Jakarta, infoDKJ.com | Kamis, 11 Desember 2025
Karya: Ahmad Hariyansyah
Dalam kehidupan sehari-hari, kita sering menjumpai orang yang penampilannya tampak sangat islami—busana syar’i, jilbab panjang, dan gaya berpakaian yang seolah mencerminkan ketakwaan. Namun Islam tidak menilai kemuliaan seseorang dari penampilan semata. Yang lebih utama adalah akhlak yang memancar dari hati, tutur kata, dan perbuatan.
Kisah yang Menggugah Hati
Suatu pagi, mobil layanan SIM keliling sedang memberikan pelayanan rutin di tepi jalan—bahkan sesekali berada di teras rumah warga, dengan izin pemilik rumah. Para petugas telah bertahun-tahun melayani masyarakat dengan ramah dan tanpa masalah.

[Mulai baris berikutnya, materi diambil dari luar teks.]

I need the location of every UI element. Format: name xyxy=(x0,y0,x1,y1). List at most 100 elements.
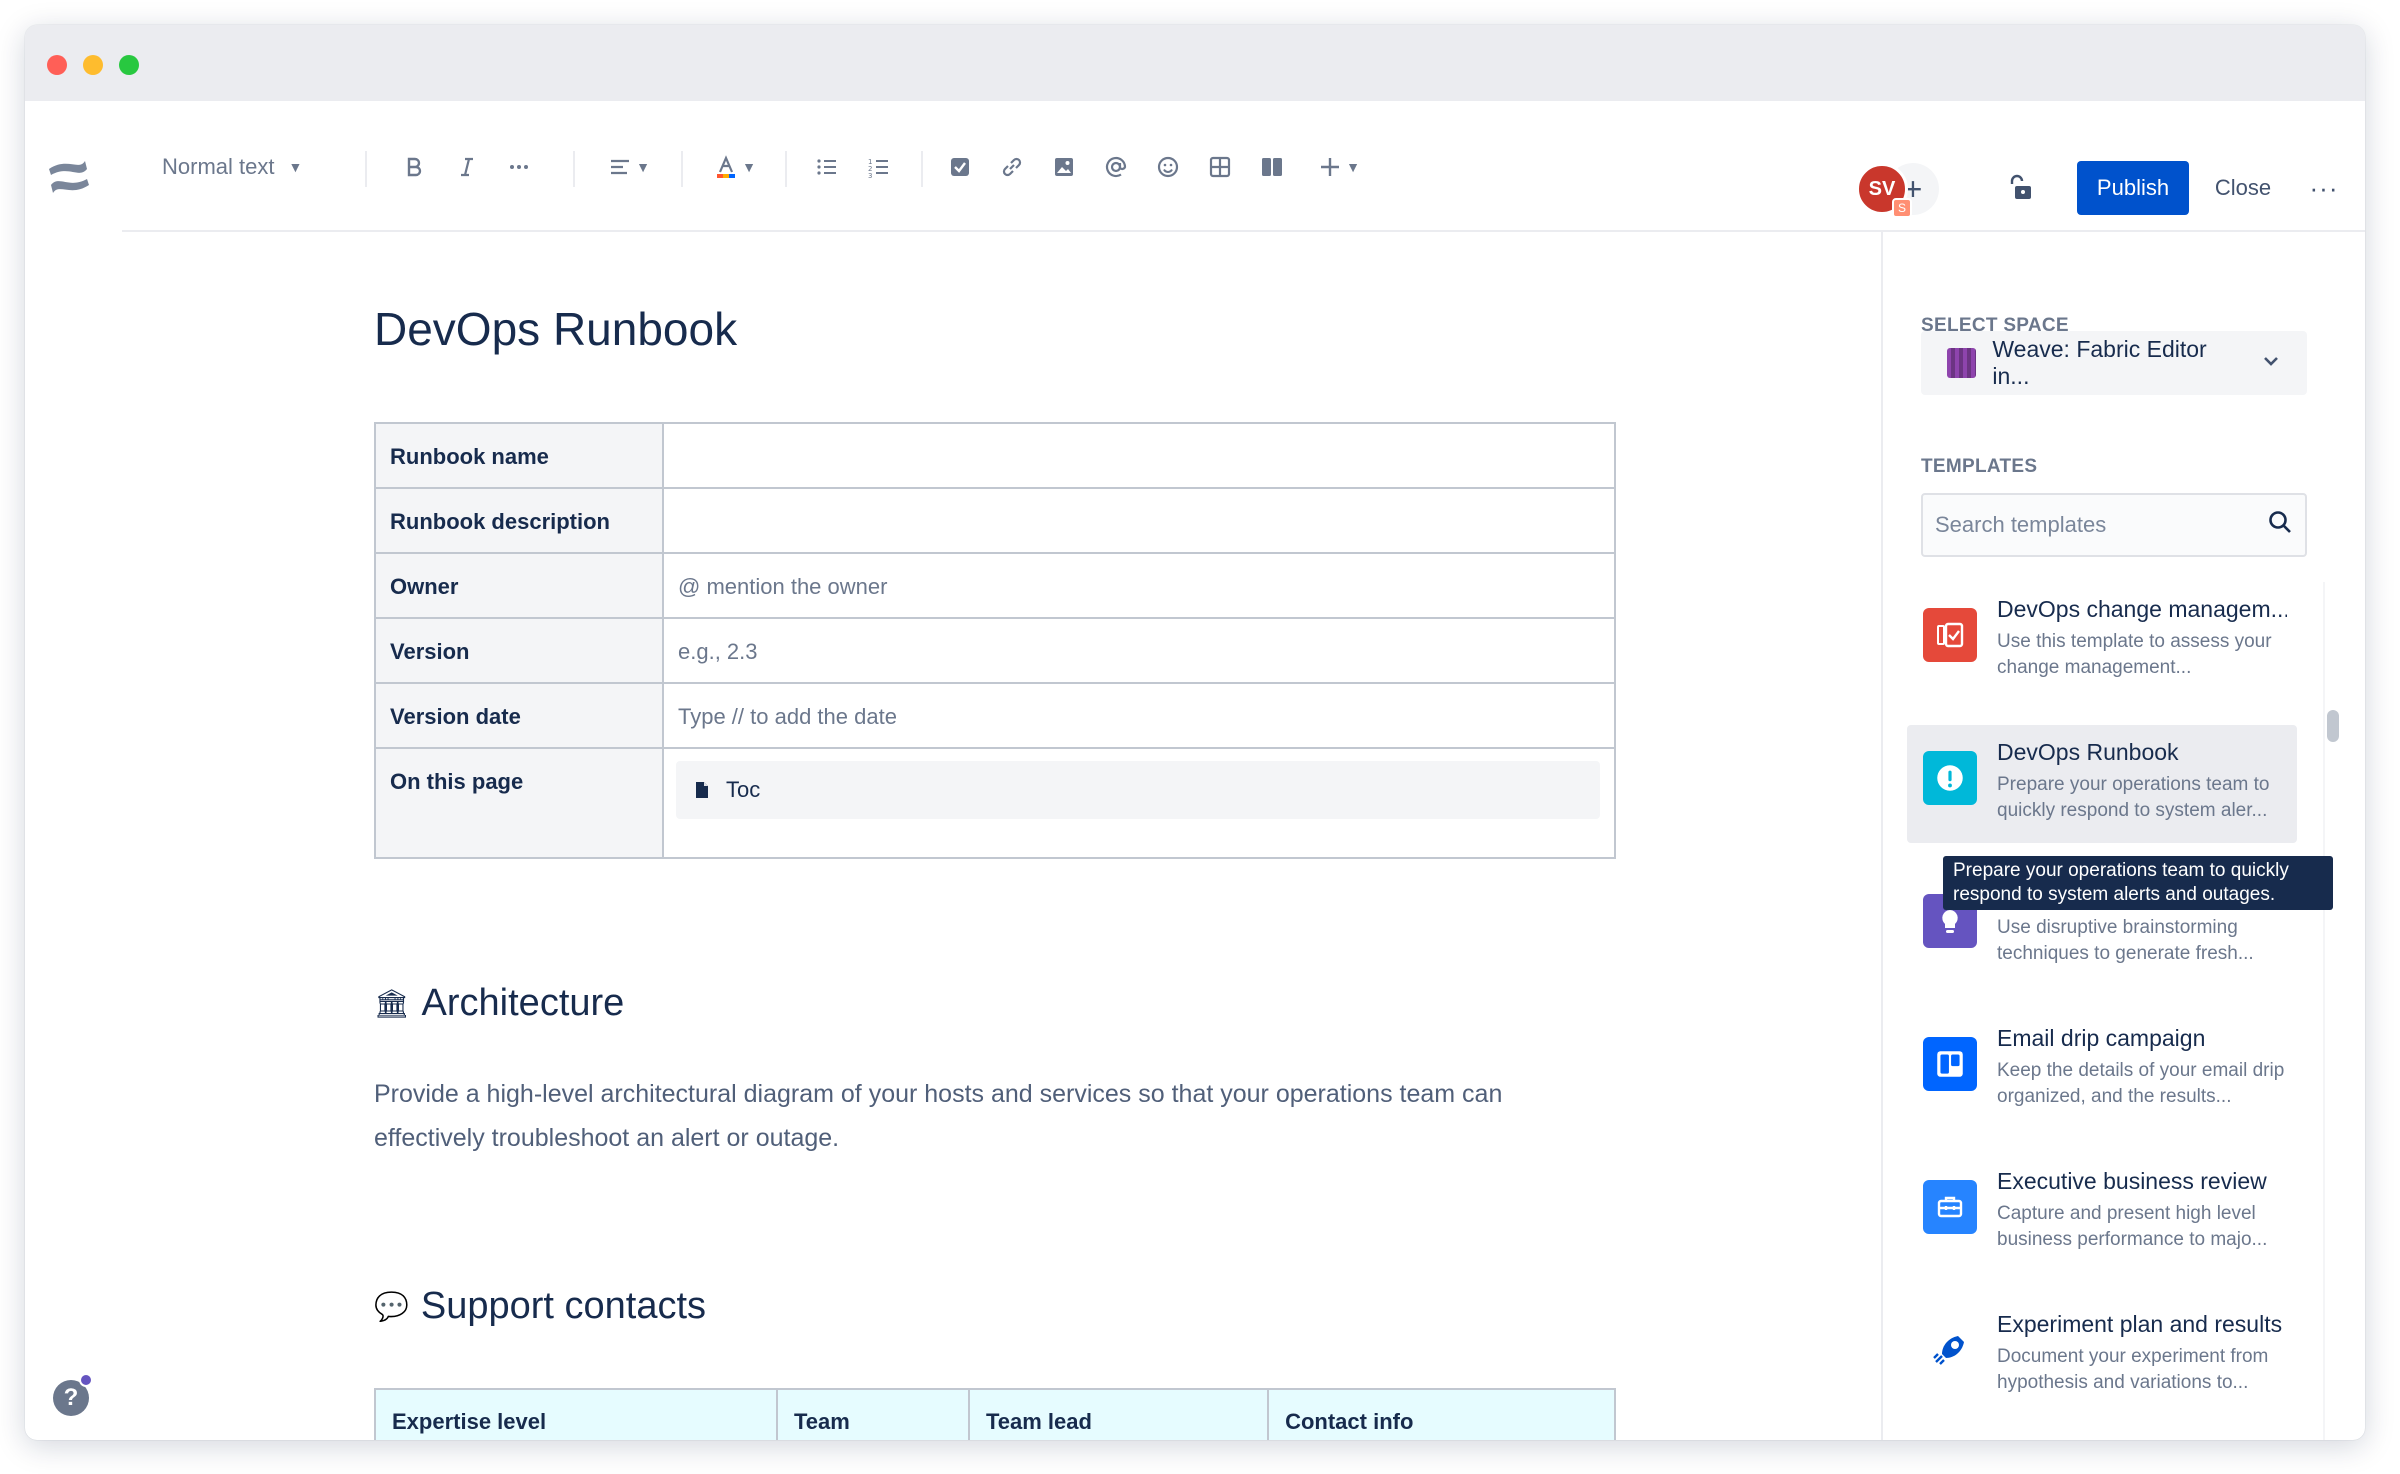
scrollbar-thumb[interactable] xyxy=(2327,710,2339,742)
insert-dropdown[interactable]: ▼ xyxy=(1309,147,1369,187)
column-header[interactable]: Contact info xyxy=(1267,1388,1616,1440)
template-item[interactable]: Email drip campaign Keep the details of y… xyxy=(1907,1011,2297,1129)
bullet-list-icon[interactable] xyxy=(807,147,847,187)
column-header[interactable]: Expertise level xyxy=(374,1388,778,1440)
board-icon xyxy=(1923,1037,1977,1091)
numbered-list-icon[interactable]: 123 xyxy=(859,147,899,187)
italic-icon[interactable] xyxy=(447,147,487,187)
toc-cell[interactable]: Toc xyxy=(662,747,1616,859)
action-item-icon[interactable] xyxy=(940,147,980,187)
template-text: Experiment plan and results Document your… xyxy=(1997,1311,2287,1415)
unlock-icon[interactable] xyxy=(2000,168,2040,208)
table-value-cell[interactable] xyxy=(662,487,1616,554)
table-row: Version date Type // to add the date xyxy=(374,682,1616,749)
table-value-cell[interactable] xyxy=(662,422,1616,489)
template-item[interactable]: DevOps change managem... Use this templat… xyxy=(1907,582,2297,700)
table-key-cell[interactable]: On this page xyxy=(374,747,664,859)
template-title: DevOps Runbook xyxy=(1997,739,2179,765)
emoji-icon[interactable] xyxy=(1148,147,1188,187)
template-title: DevOps change managem... xyxy=(1997,596,2287,622)
template-list: DevOps change managem... Use this templat… xyxy=(1883,582,2323,1440)
toolbar-divider xyxy=(681,151,683,187)
bold-icon[interactable] xyxy=(394,147,434,187)
template-description: Use this template to assess your change … xyxy=(1997,631,2272,678)
toolbar-divider xyxy=(573,151,575,187)
search-input[interactable] xyxy=(1935,512,2267,538)
template-sidepanel: SELECT SPACE Weave: Fabric Editor in... … xyxy=(1881,232,2353,1440)
template-text: DevOps change managem... Use this templat… xyxy=(1997,596,2287,700)
confluence-logo-icon[interactable] xyxy=(47,155,91,199)
column-header[interactable]: Team xyxy=(775,1388,970,1440)
document-icon xyxy=(696,782,708,798)
table-key-cell[interactable]: Runbook description xyxy=(374,487,664,554)
architecture-heading[interactable]: 🏛 Architecture xyxy=(374,982,624,1025)
table-row: Version e.g., 2.3 xyxy=(374,617,1616,684)
table-key-cell[interactable]: Owner xyxy=(374,552,664,619)
space-select[interactable]: Weave: Fabric Editor in... xyxy=(1921,331,2307,395)
mention-icon[interactable] xyxy=(1096,147,1136,187)
column-header[interactable]: Team lead xyxy=(967,1388,1270,1440)
template-title: Executive business review xyxy=(1997,1168,2267,1194)
table-row: Runbook description xyxy=(374,487,1616,554)
scrollbar-track xyxy=(2323,582,2325,1440)
window-maximize-button[interactable] xyxy=(119,55,139,75)
text-color-dropdown[interactable]: ▼ xyxy=(705,147,765,187)
table-key-cell[interactable]: Version xyxy=(374,617,664,684)
template-description: Capture and present high level business … xyxy=(1997,1203,2268,1250)
support-contacts-heading[interactable]: 💬 Support contacts xyxy=(374,1285,706,1328)
more-options-button[interactable]: ··· xyxy=(2297,161,2351,215)
table-key-cell[interactable]: Runbook name xyxy=(374,422,664,489)
table-row: Runbook name xyxy=(374,422,1616,489)
text-style-dropdown[interactable]: Normal text ▼ xyxy=(162,147,342,187)
space-name: Weave: Fabric Editor in... xyxy=(1992,336,2207,389)
table-icon[interactable] xyxy=(1200,147,1240,187)
table-value-cell[interactable]: e.g., 2.3 xyxy=(662,617,1616,684)
text-style-label: Normal text xyxy=(162,154,275,179)
toc-macro[interactable]: Toc xyxy=(676,761,1600,819)
notification-dot xyxy=(79,1373,93,1387)
classical-building-icon: 🏛 xyxy=(374,988,410,1019)
image-icon[interactable] xyxy=(1044,147,1084,187)
architecture-description[interactable]: Provide a high-level architectural diagr… xyxy=(374,1072,1594,1160)
title-bar xyxy=(25,25,2365,101)
publish-button[interactable]: Publish xyxy=(2077,161,2189,215)
toolbar-divider xyxy=(921,151,923,187)
template-item[interactable]: DevOps Runbook Prepare your operations te… xyxy=(1907,725,2297,843)
window-minimize-button[interactable] xyxy=(83,55,103,75)
chevron-down-icon: ▼ xyxy=(288,159,303,175)
runbook-info-table: Runbook name Runbook description Owner @ me… xyxy=(374,422,1616,859)
editor-canvas[interactable]: DevOps Runbook Runbook name Runbook descr… xyxy=(25,232,1881,1440)
rocket-icon xyxy=(1923,1323,1977,1377)
editor-toolbar: Normal text ▼ ▼ ▼ 1 2 3 ▼ + SV S Publish… xyxy=(25,101,2365,231)
space-avatar-icon xyxy=(1947,348,1977,378)
table-row: Owner @ mention the owner xyxy=(374,552,1616,619)
template-title: Email drip campaign xyxy=(1997,1025,2206,1051)
checklist-icon xyxy=(1923,608,1977,662)
insert-icon xyxy=(1321,158,1340,176)
speech-bubble-icon: 💬 xyxy=(374,1291,409,1322)
more-formatting-icon[interactable] xyxy=(499,147,539,187)
template-title: Experiment plan and results xyxy=(1997,1311,2283,1337)
toc-label: Toc xyxy=(726,777,761,802)
template-description: Keep the details of your email drip orga… xyxy=(1997,1060,2285,1107)
table-value-cell[interactable]: Type // to add the date xyxy=(662,682,1616,749)
template-item[interactable]: Executive business review Capture and pre… xyxy=(1907,1154,2297,1272)
link-icon[interactable] xyxy=(992,147,1032,187)
templates-label: TEMPLATES xyxy=(1921,456,2038,477)
template-item[interactable]: Experiment plan and results Document your… xyxy=(1907,1297,2297,1415)
template-text: Executive business review Capture and pre… xyxy=(1997,1168,2287,1272)
support-contacts-heading-text: Support contacts xyxy=(420,1285,707,1327)
table-value-cell[interactable]: @ mention the owner xyxy=(662,552,1616,619)
table-key-cell[interactable]: Version date xyxy=(374,682,664,749)
toolbar-divider xyxy=(365,151,367,187)
architecture-heading-text: Architecture xyxy=(421,982,625,1024)
align-dropdown[interactable]: ▼ xyxy=(599,147,659,187)
layouts-icon[interactable] xyxy=(1252,147,1292,187)
window-close-button[interactable] xyxy=(47,55,67,75)
text-color-icon xyxy=(717,155,736,178)
close-button[interactable]: Close xyxy=(2193,161,2293,215)
toolbar-divider xyxy=(785,151,787,187)
search-icon[interactable] xyxy=(2267,509,2293,541)
table-row: On this page Toc xyxy=(374,747,1616,859)
page-title[interactable]: DevOps Runbook xyxy=(374,302,737,356)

Hingga datang seorang muslimah yang menyadari bahwa SIM C miliknya telah lewat masa berlaku selama sebulan. Ia berharap SIM-nya dapat langsung diperpanjang seperti warga lainnya. Petugas pun menjelaskan dengan sopan bahwa SIM yang sudah kadaluwarsa tidak dapat diperpanjang, dan pemohon wajib membuat SIM baru di kantor Satpas, sesuai aturan negara.
Penjelasan tersebut sederhana dan sudah sesuai prosedur. Namun sang ibu menolak menerima, bahkan marah-marah dan meminta seluruh peralatan pelayanan dipindahkan dari teras rumah mertuanya. Para petugas, dengan penuh kesabaran, memindahkan semua perangkat ke tepi jalan di bawah tenda kecil.

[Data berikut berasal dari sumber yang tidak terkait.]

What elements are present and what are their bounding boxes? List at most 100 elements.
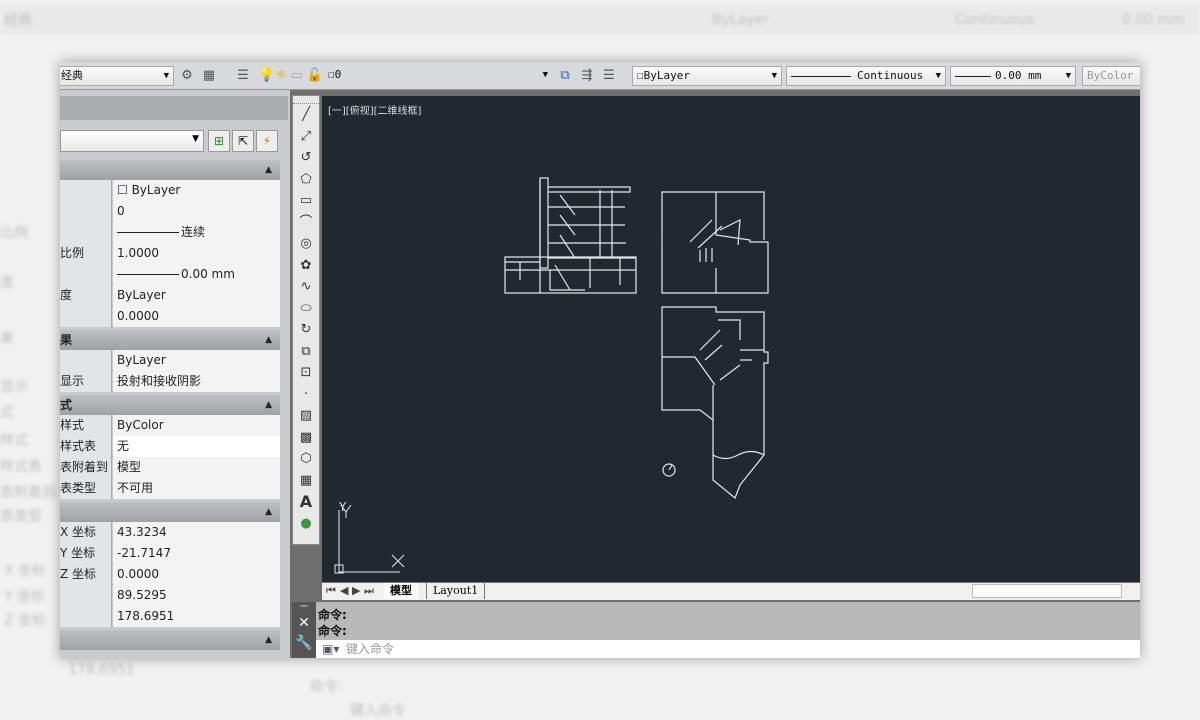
property-section-header[interactable]: 果 ▲ [60,330,280,350]
property-row[interactable]: 比例 1.0000 [60,243,280,264]
property-value-cell[interactable]: ByColor [113,415,280,436]
property-value-cell[interactable]: 1.0000 [113,243,280,264]
revision-cloud-icon[interactable]: ✿ [293,255,319,277]
property-row[interactable]: ☐ ByLayer [60,180,280,201]
tab-model[interactable]: 模型 [384,583,418,599]
wrench-icon[interactable]: 🔧 [292,634,316,652]
ellipse-arc-icon[interactable]: ↻ [293,319,319,341]
property-value-cell[interactable]: 0.0000 [113,564,280,585]
property-value-cell[interactable]: 43.3234 [113,522,280,543]
polyline-icon[interactable]: ⤢ [293,126,319,148]
color-select[interactable]: ☐ByLayer ▼ [632,66,782,86]
region-icon[interactable]: ⬡ [293,448,319,470]
table-icon[interactable]: ▦ [293,470,319,492]
property-row[interactable]: 0.0000 [60,306,280,327]
command-input[interactable]: ▣▾ 键入命令 [316,640,1140,658]
property-value-cell[interactable]: 投射和接收阴影 [113,371,280,392]
grip-icon[interactable]: ┅┅ [292,602,316,612]
horizontal-scrollbar[interactable] [972,584,1122,598]
property-value-cell[interactable]: 0.00 mm [113,264,280,285]
property-row[interactable]: 表附着到 模型 [60,457,280,478]
plotstyle-select[interactable]: ByColor [1082,66,1140,86]
gear-icon[interactable]: ⚙ [178,67,196,85]
property-section-header[interactable]: 式 ▲ [60,395,280,415]
property-row[interactable]: 样式表无 [60,436,280,457]
make-current-icon[interactable]: ⧉ [556,67,574,85]
property-row[interactable]: 度 ByLayer [60,285,280,306]
add-selected-icon[interactable]: ● [293,513,319,535]
polygon-icon[interactable]: ⬠ [293,169,319,191]
property-row[interactable]: Y 坐标 -21.7147 [60,543,280,564]
collapse-arrow-icon[interactable]: ▲ [265,160,272,180]
property-row[interactable]: X 坐标 43.3234 [60,522,280,543]
property-value-cell[interactable]: 无 [113,436,280,457]
property-row[interactable]: 显示 投射和接收阴影 [60,371,280,392]
gradient-icon[interactable]: ▩ [293,427,319,449]
collapse-arrow-icon[interactable]: ▲ [265,330,272,350]
property-row[interactable]: 0.00 mm [60,264,280,285]
property-row[interactable]: 表类型 不可用 [60,478,280,499]
property-value-cell[interactable]: ByLayer [113,285,280,306]
command-prompt-icon[interactable]: ▣▾ [322,640,339,658]
property-label: 度 [60,285,112,306]
property-value-cell[interactable]: -21.7147 [113,543,280,564]
tab-nav-prev-icon[interactable]: ◀ [340,583,348,599]
workspace-select[interactable]: 经典 ▼ [60,66,174,86]
property-row[interactable]: 89.5295 [60,585,280,606]
workspace-settings-icon[interactable]: ▦ [200,67,218,85]
rectangle-icon[interactable]: ▭ [293,190,319,212]
collapse-arrow-icon[interactable]: ▲ [265,395,272,415]
tab-nav-first-icon[interactable]: ⏮ [326,583,336,599]
property-row[interactable]: 连续 [60,222,280,243]
layer-properties-icon[interactable]: ☰ [234,67,252,85]
drawing-canvas[interactable]: [一][俯视][二维线框] Y X [322,96,1140,582]
point-icon[interactable]: · [293,384,319,406]
toggle-pickadd-icon[interactable]: ⊞ [208,130,230,152]
circle-icon[interactable]: ◎ [293,233,319,255]
property-value-cell[interactable]: ☐ ByLayer [113,180,280,201]
property-section-header[interactable]: ▲ [60,630,280,650]
property-value-cell[interactable]: 模型 [113,457,280,478]
multiline-text-icon[interactable]: A [293,491,319,513]
property-value-cell[interactable]: 89.5295 [113,585,280,606]
object-type-select[interactable]: ▼ [60,130,204,152]
property-value: ByLayer [117,288,166,302]
linetype-select[interactable]: Continuous ▼ [786,66,946,86]
insert-block-icon[interactable]: ⧉ [293,341,319,363]
arc-icon[interactable]: ⌒ [293,212,319,234]
tab-nav-last-icon[interactable]: ⏭ [364,583,374,599]
property-row[interactable]: Z 坐标 0.0000 [60,564,280,585]
ellipse-icon[interactable]: ⬭ [293,298,319,320]
lock-layer-icon[interactable]: ▭ [288,67,306,85]
property-section-header[interactable]: ▲ [60,502,280,522]
layer-select[interactable]: ☐0 ▼ [324,66,552,86]
property-row[interactable]: 0 [60,201,280,222]
property-value-cell[interactable]: ByLayer [113,350,280,371]
property-value-cell[interactable]: 不可用 [113,478,280,499]
toolbar-grip[interactable] [293,96,319,104]
quick-select-icon[interactable]: ⚡ [256,130,278,152]
tab-nav-next-icon[interactable]: ▶ [352,583,360,599]
property-row[interactable]: 样式 ByColor [60,415,280,436]
line-icon[interactable]: ╱ [293,104,319,126]
property-value-cell[interactable]: 连续 [113,222,280,243]
tab-layout1[interactable]: Layout1 [426,583,486,599]
collapse-arrow-icon[interactable]: ▲ [265,630,272,650]
layer-match-icon[interactable]: ⇶ [578,67,596,85]
close-icon[interactable]: ✕ [292,612,316,634]
property-row[interactable]: ByLayer [60,350,280,371]
spline-icon[interactable]: ∿ [293,276,319,298]
layer-previous-icon[interactable]: ☰ [600,67,618,85]
property-value-cell[interactable]: 178.6951 [113,606,280,627]
property-row[interactable]: 178.6951 [60,606,280,627]
collapse-arrow-icon[interactable]: ▲ [265,502,272,522]
select-objects-icon[interactable]: ⇱ [232,130,254,152]
property-section-header[interactable]: ▲ [60,160,280,180]
lineweight-select[interactable]: 0.00 mm ▼ [950,66,1076,86]
make-block-icon[interactable]: ⊡ [293,362,319,384]
property-value-cell[interactable]: 0 [113,201,280,222]
property-value-cell[interactable]: 0.0000 [113,306,280,327]
3d-polyline-icon[interactable]: ↺ [293,147,319,169]
hatch-icon[interactable]: ▨ [293,405,319,427]
unlock-icon[interactable]: 🔓 [306,67,324,85]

Seorang warga yang menyaksikan kejadian itu pun mengambil pelajaran penting:
Indahnya pakaian tidak selalu sejalan dengan indahnya akhlak. Cantik wajah tidak menjamin cantik hati.
Akhlak: Ukuran Kecantikan Sejati dalam Islam
Islam tidak menolak keindahan pakaian atau penampilan yang syar’i. Itu semua adalah bentuk ketaatan yang mulia. Namun Allah menegaskan bahwa ukuran utama kemuliaan seseorang adalah ketakwaannya.
“Sesungguhnya orang yang paling mulia di antara kamu di sisi Allah adalah yang paling bertakwa.”
(QS. Al-Hujurat: 13)
Ketakwaan itu tidak hanya tampak dari pakaian, tetapi dari kesabaran, kelembutan, kerendahan hati, dan adab terhadap sesama.
Rasulullah SAW bersabda:
“Orang mukmin yang paling sempurna imannya adalah yang paling baik akhlaknya.”
(HR. Tirmidzi)
Dalam kisah tadi, busana syar’i tampak jelas, tetapi pancaran akhlak justru hilang. Itulah yang disebut:
“Cantik secara fiqh, tetapi tidak cantik secara akhlak.”
Ketika Marah dan Menyulitkan Orang Lain: Sifat yang Harus Diwaspadai
Sikap kasar, tidak mau menerima penjelasan, dan menyulitkan orang lain—terlebih ketika diri sendiri yang bersalah—adalah tanda penyakit hati. Bahkan Rasulullah SAW memperingatkan bahwa perilaku buruk semacam ini dekat dengan sifat munafik.
“Tanda-tanda orang munafik ada tiga: apabila berbicara ia berdusta, apabila berjanji ia mengingkari, dan apabila dipercaya ia berkhianat.”
(HR. Bukhari & Muslim)
Seorang muslim juga tidak boleh menyakiti orang lain dengan lisan maupun perbuatannya:
“Seorang muslim adalah orang yang kaum muslimin selamat dari lisan dan tangannya.”
(HR. Bukhari dan Muslim)
Petugas layanan SIM dalam kisah itu hanya menjalankan aturan. Namun justru mereka yang disulitkan oleh seseorang yang seharusnya menghormati mereka.
Penutup: Keindahan Hati Lebih Utama daripada Keindahan Penampilan
Islam tidak menolak kecantikan fisik maupun pakaian yang syar’i. Namun Nabi SAW menegaskan bahwa nilai utama seseorang terletak pada hati dan amalnya.
“Sesungguhnya Allah tidak melihat rupa dan harta kalian, tetapi Allah melihat hati dan amal kalian.”
(HR. Muslim)
Maka kecantikan sejati adalah kecantikan akhlak—akhlak yang lembut, sabar, tidak semena-mena, tidak merendahkan orang lain, dan mau menerima aturan serta kebenaran.
Semoga kita termasuk orang-orang yang tidak hanya cantik dalam rupa, tetapi juga indah dalam akhlak.